機動戦士ガンダムSEED もう一人の英雄 作:どこかの超電磁砲
バルトフェルドやレイラとの出会いと再会から数日後、アークエンジェルは明けの砂漠から提供された基地を後にして全速力で移動を開始する。アスラカを目指すアークエンジェル……しかしそれを見過ごす事などしない砂漠の虎は急いで追撃を開始する。明けの砂漠の援護を受けて砂漠を脱出するというものだが、正直彼等では戦力にはならない。
キラとショウマはそれぞれストライクとブリッツに乗り込む。ムウは先にスカイグラスパーで出撃している。ストライクはエールストライカーを装備して出撃する。
『ショウマ君はアークエンジェルの艦上でそのまま出来る限り攻撃を防いで。無茶な話だけど』
「やりますよ……可能な限りは」
そしてショウマもまたアークエンジェルの艦上へ。すると戦闘ヘリ アジャイルからミサイルが放たれる。
「ごちゃごちゃと…!!」
ブリッツはトリケロスに内蔵されたビームライフルでミサイルを破壊しそのまま浮上してアジャイルを斬る―――そして艦上へ戻ると警告音がコクピット内に鳴り響くと同時にミリアリアの通信が入る。
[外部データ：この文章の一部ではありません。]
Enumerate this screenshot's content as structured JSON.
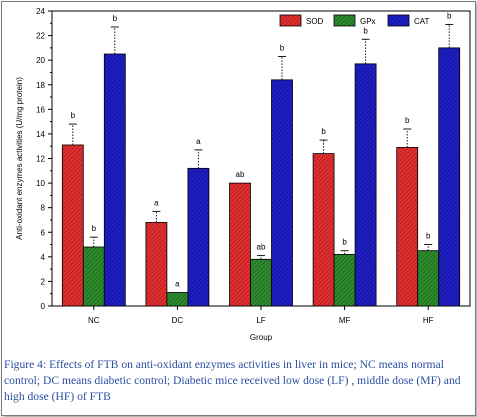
{
  "chart_data": {
    "type": "bar",
    "title": "",
    "xlabel": "Group",
    "ylabel": "Anti-oxidant enzymes activities (U/mg protein)",
    "categories": [
      "NC",
      "DC",
      "LF",
      "MF",
      "HF"
    ],
    "ylim": [
      0,
      24
    ],
    "yticks": [
      "0",
      "2",
      "4",
      "6",
      "8",
      "10",
      "12",
      "14",
      "16",
      "18",
      "20",
      "22",
      "24"
    ],
    "legend_position": "top-right",
    "grid": false,
    "series": [
      {
        "name": "SOD",
        "color": "#e03030",
        "values": [
          13.1,
          6.8,
          10.0,
          12.4,
          12.9
        ],
        "errors": [
          1.7,
          0.9,
          0.0,
          1.1,
          1.5
        ],
        "labels": [
          "b",
          "a",
          "ab",
          "b",
          "b"
        ]
      },
      {
        "name": "GPx",
        "color": "#2e8b2e",
        "values": [
          4.8,
          1.1,
          3.8,
          4.2,
          4.5
        ],
        "errors": [
          0.8,
          0.0,
          0.3,
          0.3,
          0.5
        ],
        "labels": [
          "b",
          "a",
          "ab",
          "b",
          "b"
        ]
      },
      {
        "name": "CAT",
        "color": "#2020c8",
        "values": [
          20.5,
          11.2,
          18.4,
          19.7,
          21.0
        ],
        "errors": [
          2.2,
          1.5,
          1.9,
          2.0,
          1.9
        ],
        "labels": [
          "b",
          "a",
          "b",
          "b",
          "b"
        ]
      }
    ]
  },
  "caption": "Figure 4: Effects of FTB on anti-oxidant enzymes activities in liver in mice; NC means normal control; DC means diabetic control; Diabetic mice received low dose (LF) , middle dose (MF) and high dose (HF) of FTB"
}
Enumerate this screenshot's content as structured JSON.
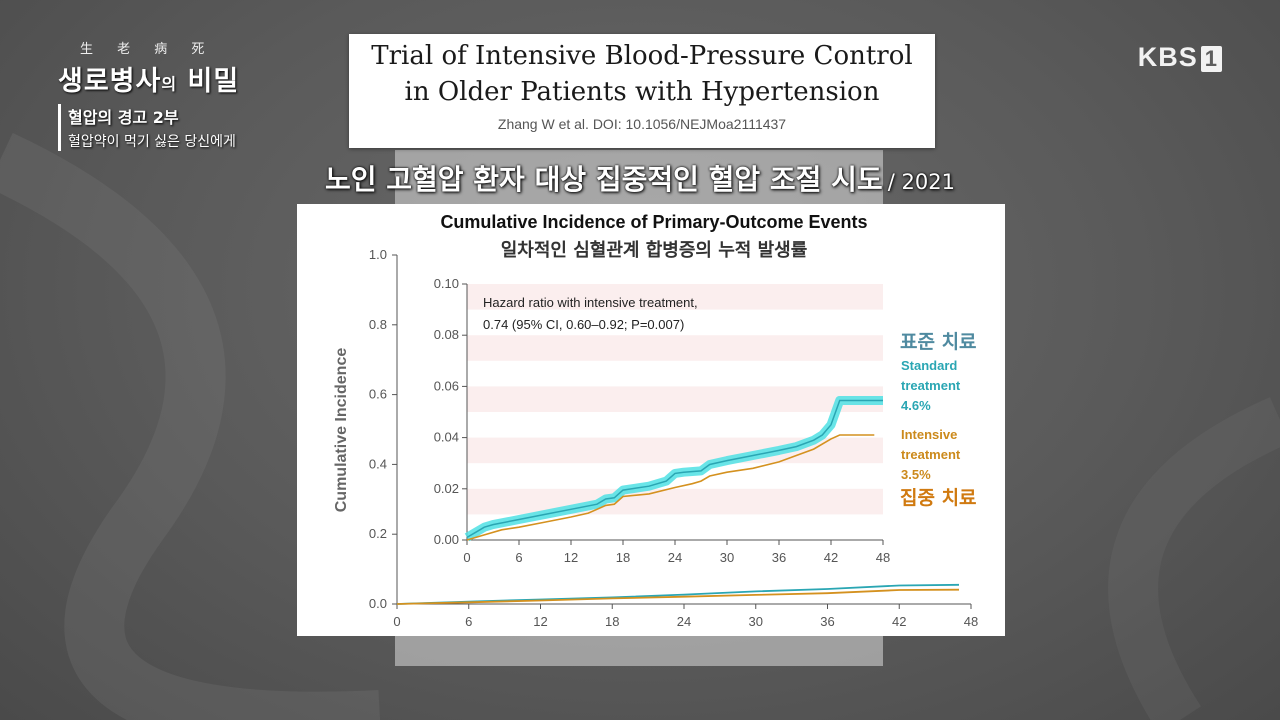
{
  "program": {
    "hanja": "生 老 病 死",
    "title_a": "생로병사",
    "title_small": "의",
    "title_b": "비밀",
    "episode": "혈압의 경고 2부",
    "subtitle": "혈압약이 먹기 싫은 당신에게"
  },
  "broadcaster": {
    "name": "KBS",
    "channel": "1"
  },
  "paper": {
    "title_line1": "Trial of Intensive Blood-Pressure Control",
    "title_line2": "in Older Patients with Hypertension",
    "reference": "Zhang W et al. DOI: 10.1056/NEJMoa2111437"
  },
  "caption": {
    "main": "노인 고혈압 환자 대상 집중적인 혈압 조절 시도",
    "year": "/ 2021"
  },
  "colors": {
    "standard": "#2aa6b3",
    "standard_band": "#4fe0e4",
    "intensive": "#d4911f",
    "accent_std_kr": "#4f8aa0",
    "accent_int_kr": "#d07a10"
  },
  "chart_data": [
    {
      "type": "line",
      "title": "Cumulative Incidence of Primary-Outcome Events",
      "subtitle": "일차적인 심혈관계 합병증의 누적 발생률",
      "ylabel": "Cumulative Incidence",
      "xlabel": "",
      "xlim": [
        0,
        48
      ],
      "ylim": [
        0,
        1.0
      ],
      "x_ticks": [
        "0",
        "6",
        "12",
        "18",
        "24",
        "30",
        "36",
        "42",
        "48"
      ],
      "y_ticks": [
        "0.0",
        "0.2",
        "0.4",
        "0.6",
        "0.8",
        "1.0"
      ],
      "series": [
        {
          "name": "Standard treatment",
          "x": [
            0,
            6,
            12,
            18,
            24,
            30,
            36,
            42,
            47
          ],
          "y": [
            0,
            0.007,
            0.013,
            0.019,
            0.027,
            0.036,
            0.043,
            0.053,
            0.055
          ]
        },
        {
          "name": "Intensive treatment",
          "x": [
            0,
            6,
            12,
            18,
            24,
            30,
            36,
            42,
            47
          ],
          "y": [
            0,
            0.005,
            0.01,
            0.016,
            0.021,
            0.026,
            0.031,
            0.04,
            0.041
          ]
        }
      ]
    },
    {
      "type": "line",
      "title": "inset",
      "xlim": [
        0,
        48
      ],
      "ylim": [
        0,
        0.1
      ],
      "x_ticks": [
        "0",
        "6",
        "12",
        "18",
        "24",
        "30",
        "36",
        "42",
        "48"
      ],
      "y_ticks": [
        "0.00",
        "0.02",
        "0.04",
        "0.06",
        "0.08",
        "0.10"
      ],
      "annotation_line1": "Hazard ratio with intensive treatment,",
      "annotation_line2": "0.74 (95% CI, 0.60–0.92; P=0.007)",
      "series": [
        {
          "name": "Standard treatment",
          "label_lines": [
            "Standard",
            "treatment",
            "4.6%"
          ],
          "label_kr": "표준 치료",
          "x": [
            0,
            1,
            2,
            3,
            6,
            9,
            12,
            15,
            16,
            17,
            18,
            21,
            23,
            24,
            25,
            27,
            28,
            30,
            33,
            36,
            38,
            40,
            41,
            42,
            43,
            48
          ],
          "y": [
            0.001,
            0.003,
            0.005,
            0.006,
            0.008,
            0.01,
            0.012,
            0.014,
            0.016,
            0.0165,
            0.0195,
            0.021,
            0.023,
            0.026,
            0.0265,
            0.027,
            0.0295,
            0.031,
            0.033,
            0.035,
            0.0365,
            0.039,
            0.041,
            0.045,
            0.0545,
            0.0545
          ]
        },
        {
          "name": "Intensive treatment",
          "label_lines": [
            "Intensive",
            "treatment",
            "3.5%"
          ],
          "label_kr": "집중 치료",
          "x": [
            0,
            2,
            4,
            6,
            9,
            12,
            14,
            15,
            16,
            17,
            18,
            21,
            24,
            26,
            27,
            28,
            30,
            33,
            36,
            38,
            40,
            42,
            43,
            47
          ],
          "y": [
            0,
            0.002,
            0.004,
            0.005,
            0.007,
            0.009,
            0.0105,
            0.012,
            0.0135,
            0.014,
            0.017,
            0.018,
            0.0205,
            0.022,
            0.023,
            0.025,
            0.0265,
            0.028,
            0.0305,
            0.033,
            0.0355,
            0.0395,
            0.041,
            0.041
          ]
        }
      ]
    }
  ]
}
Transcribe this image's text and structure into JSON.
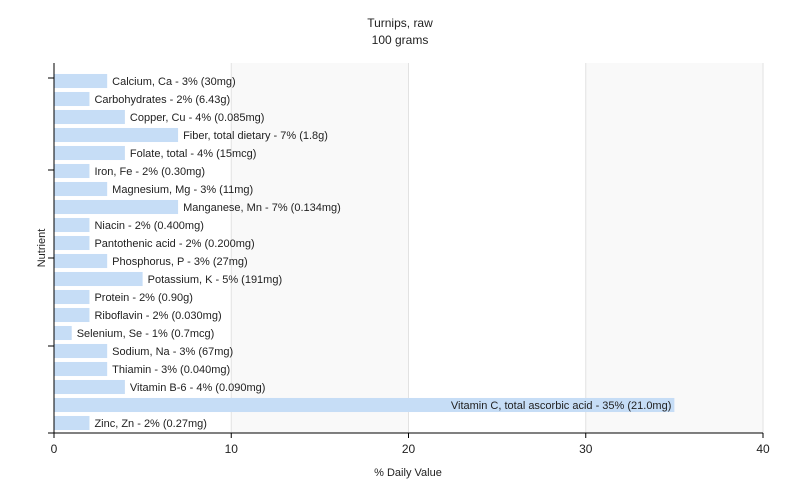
{
  "chart_data": {
    "type": "bar",
    "orientation": "horizontal",
    "title": "Turnips, raw",
    "subtitle": "100 grams",
    "xlabel": "% Daily Value",
    "ylabel": "Nutrient",
    "xlim": [
      0,
      40
    ],
    "xticks": [
      0,
      10,
      20,
      30,
      40
    ],
    "grid": true,
    "bar_color": "#c6ddf6",
    "categories": [
      "Calcium, Ca - 3% (30mg)",
      "Carbohydrates - 2% (6.43g)",
      "Copper, Cu - 4% (0.085mg)",
      "Fiber, total dietary - 7% (1.8g)",
      "Folate, total - 4% (15mcg)",
      "Iron, Fe - 2% (0.30mg)",
      "Magnesium, Mg - 3% (11mg)",
      "Manganese, Mn - 7% (0.134mg)",
      "Niacin - 2% (0.400mg)",
      "Pantothenic acid - 2% (0.200mg)",
      "Phosphorus, P - 3% (27mg)",
      "Potassium, K - 5% (191mg)",
      "Protein - 2% (0.90g)",
      "Riboflavin - 2% (0.030mg)",
      "Selenium, Se - 1% (0.7mcg)",
      "Sodium, Na - 3% (67mg)",
      "Thiamin - 3% (0.040mg)",
      "Vitamin B-6 - 4% (0.090mg)",
      "Vitamin C, total ascorbic acid - 35% (21.0mg)",
      "Zinc, Zn - 2% (0.27mg)"
    ],
    "values": [
      3,
      2,
      4,
      7,
      4,
      2,
      3,
      7,
      2,
      2,
      3,
      5,
      2,
      2,
      1,
      3,
      3,
      4,
      35,
      2
    ]
  }
}
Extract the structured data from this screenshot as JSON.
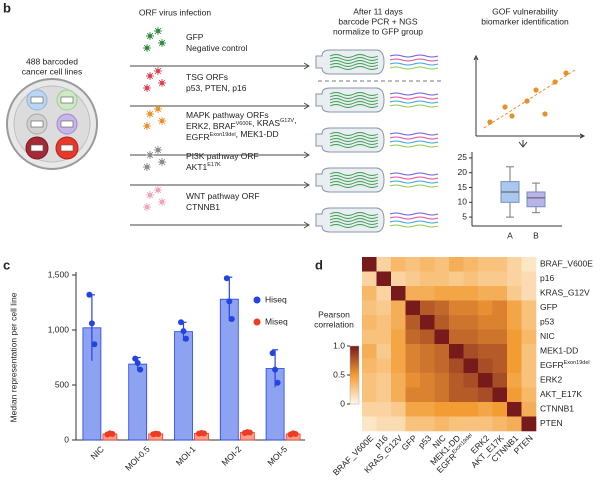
{
  "panel_b": {
    "label": "b",
    "left_title": [
      "488 barcoded",
      "cancer cell lines"
    ],
    "infection_title": "ORF virus infection",
    "groups": [
      {
        "color": "#2e8b3e",
        "lines": [
          [
            "GFP"
          ],
          [
            "Negative control"
          ]
        ]
      },
      {
        "color": "#d9414f",
        "lines": [
          [
            "TSG ORFs"
          ],
          [
            "p53, PTEN, p16"
          ]
        ]
      },
      {
        "color": "#e8902a",
        "lines": [
          [
            "MAPK pathway ORFs"
          ],
          [
            "ERK2, BRAF",
            {
              "sup": "V600E"
            },
            ", KRAS",
            {
              "sup": "G12V"
            },
            ","
          ],
          [
            "EGFR",
            {
              "sup": "Exon19del"
            },
            ", MEK1-DD"
          ]
        ]
      },
      {
        "color": "#8a8a8a",
        "lines": [
          [
            "PI3K pathway ORF"
          ],
          [
            "AKT1",
            {
              "sup": "E17K"
            }
          ]
        ]
      },
      {
        "color": "#f0a3b5",
        "lines": [
          [
            "WNT pathway ORF"
          ],
          [
            "CTNNB1"
          ]
        ]
      }
    ],
    "middle_title": [
      "After 11 days",
      "barcode PCR + NGS",
      "normalize to GFP group"
    ],
    "right_title": [
      "GOF vulnerability",
      "biomarker identification"
    ],
    "boxplot": {
      "type": "box",
      "categories": [
        "A",
        "B"
      ],
      "colors": [
        "#aac8ee",
        "#b7b5ea"
      ],
      "boxes": [
        {
          "min": 5,
          "q1": 10,
          "median": 13.5,
          "q3": 17,
          "max": 22
        },
        {
          "min": 6.5,
          "q1": 8.5,
          "median": 11.5,
          "q3": 13.5,
          "max": 16.5
        }
      ],
      "ylim": [
        2,
        27
      ],
      "yticks": [
        5,
        10,
        15,
        20,
        25
      ]
    }
  },
  "chart_data": {
    "type": "bar",
    "panel_label": "c",
    "y_label": "Median representation per cell line",
    "categories": [
      "NIC",
      "MOI-0.5",
      "MOI-1",
      "MOI-2",
      "MOI-5"
    ],
    "series": [
      {
        "name": "Hiseq",
        "color": "#2344e0",
        "values": [
          1020,
          690,
          985,
          1280,
          650
        ],
        "errors": [
          300,
          60,
          85,
          200,
          170
        ],
        "points": [
          [
            1320,
            1060,
            870
          ],
          [
            740,
            700,
            640
          ],
          [
            1070,
            990,
            920
          ],
          [
            1470,
            1260,
            1100
          ],
          [
            790,
            640,
            520
          ]
        ]
      },
      {
        "name": "Miseq",
        "color": "#ee3b22",
        "values": [
          55,
          55,
          60,
          68,
          55
        ],
        "errors": [
          12,
          8,
          10,
          12,
          10
        ],
        "points": [
          [
            50,
            60,
            55
          ],
          [
            52,
            58,
            55
          ],
          [
            58,
            64,
            60
          ],
          [
            64,
            72,
            68
          ],
          [
            50,
            60,
            55
          ]
        ]
      }
    ],
    "ylim": [
      0,
      1500
    ],
    "yticks": [
      0,
      500,
      {
        "value": 1000,
        "label": "1,000"
      },
      {
        "value": 1500,
        "label": "1,500"
      }
    ],
    "legend": "top-right"
  },
  "heatmap": {
    "type": "heatmap",
    "panel_label": "d",
    "labels": [
      "BRAF_V600E",
      "p16",
      "KRAS_G12V",
      "GFP",
      "p53",
      "NIC",
      "MEK1-DD",
      {
        "text": "EGFR",
        "sup": "Exon19del"
      },
      "ERK2",
      "AKT_E17K",
      "CTNNB1",
      "PTEN"
    ],
    "matrix": [
      [
        1,
        0.2,
        0.35,
        0.3,
        0.35,
        0.3,
        0.4,
        0.35,
        0.3,
        0.3,
        0.2,
        0.1
      ],
      [
        0.2,
        1,
        0.2,
        0.25,
        0.3,
        0.3,
        0.25,
        0.3,
        0.25,
        0.25,
        0.2,
        0.15
      ],
      [
        0.35,
        0.2,
        1,
        0.4,
        0.4,
        0.45,
        0.45,
        0.45,
        0.4,
        0.4,
        0.25,
        0.15
      ],
      [
        0.3,
        0.25,
        0.4,
        1,
        0.75,
        0.7,
        0.6,
        0.6,
        0.55,
        0.6,
        0.45,
        0.3
      ],
      [
        0.35,
        0.3,
        0.4,
        0.75,
        1,
        0.75,
        0.65,
        0.65,
        0.6,
        0.6,
        0.45,
        0.3
      ],
      [
        0.3,
        0.3,
        0.45,
        0.7,
        0.75,
        1,
        0.7,
        0.7,
        0.65,
        0.65,
        0.5,
        0.35
      ],
      [
        0.4,
        0.25,
        0.45,
        0.6,
        0.65,
        0.7,
        1,
        0.8,
        0.75,
        0.75,
        0.5,
        0.3
      ],
      [
        0.35,
        0.3,
        0.45,
        0.6,
        0.65,
        0.7,
        0.8,
        1,
        0.8,
        0.75,
        0.5,
        0.3
      ],
      [
        0.3,
        0.25,
        0.4,
        0.55,
        0.6,
        0.65,
        0.75,
        0.8,
        1,
        0.8,
        0.45,
        0.3
      ],
      [
        0.3,
        0.25,
        0.4,
        0.6,
        0.6,
        0.65,
        0.75,
        0.75,
        0.8,
        1,
        0.5,
        0.35
      ],
      [
        0.2,
        0.2,
        0.25,
        0.45,
        0.45,
        0.5,
        0.5,
        0.5,
        0.45,
        0.5,
        1,
        0.4
      ],
      [
        0.1,
        0.15,
        0.15,
        0.3,
        0.3,
        0.35,
        0.3,
        0.3,
        0.3,
        0.35,
        0.4,
        1
      ]
    ],
    "colors": [
      "#fff8e8",
      "#f39c34",
      "#761a1c"
    ],
    "colorbar": {
      "title": [
        "Pearson",
        "correlation"
      ],
      "lim": [
        0,
        1
      ],
      "ticks": [
        0,
        0.5,
        {
          "value": 1,
          "label": "1.0"
        }
      ]
    }
  }
}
『ショウマ気を付けて!7時の方向からMAが来るわ!』
「なに……まさか……」
耳に響く音速が次第に近付き、その黒き翼はアークエンジェルに攻撃を加えると変形してMSへと変わる。間違いない……そのMSこそ以前に戦ったモビルスーツ ゼダスだ。
「レイラさんかよ!!」
「ショウマさん……強行手段にはなりますが」
レイラのゼダスがそのままブリッツに激突――――ブリッツはそのまま下へ落下する。ゼダスもまた下へ降りると尾に付いた実体剣を装備して、ブリッツもビームサーベルを展開。
「レイラさん……やるしかない……情を持つな……彼女は敵だ」
「………参ります」
ゼダスは加速すると実体剣を振り上げ、トリケロスに振り下ろす……しかしブリッツはランサーダートを一本取るとそのまま二刀流で押し返す。一方のキラは苦戦はしつつもエールの機動性を活かしてバクゥを倒していた。
「はぁ、はぁ、あとは!」
猛攻が続く中でひときわ目立つオレンジ色のバクゥがストライクの前に現れる。
「君の相手はわたしだよ……奇妙なパイロット君」
「隊長機!?あの人かっ!!」
バクゥの指揮官用として開発された上位機種ラゴゥ……それに乗るのは砂漠の虎 アンドリュー・バルトフェルドとアイシャ。自由自在に砂の上を動くラゴゥはビームキャノンを放つ。
「くっ!!」
シールドで防ぐストライクはそのまま浮上してビームライフルを撃つ。しかしラゴゥはそれを交わして、2連装ビームサーベルを展開する……そして互いにサーベルをぶつけた。
「やるな少年……だが!」
「そんな!」
ラゴゥはストライクを押し返すと、そのままエールの左翼を斬る。ラゴゥが着地すると同時にゼダスとブリッツが火花を散らす。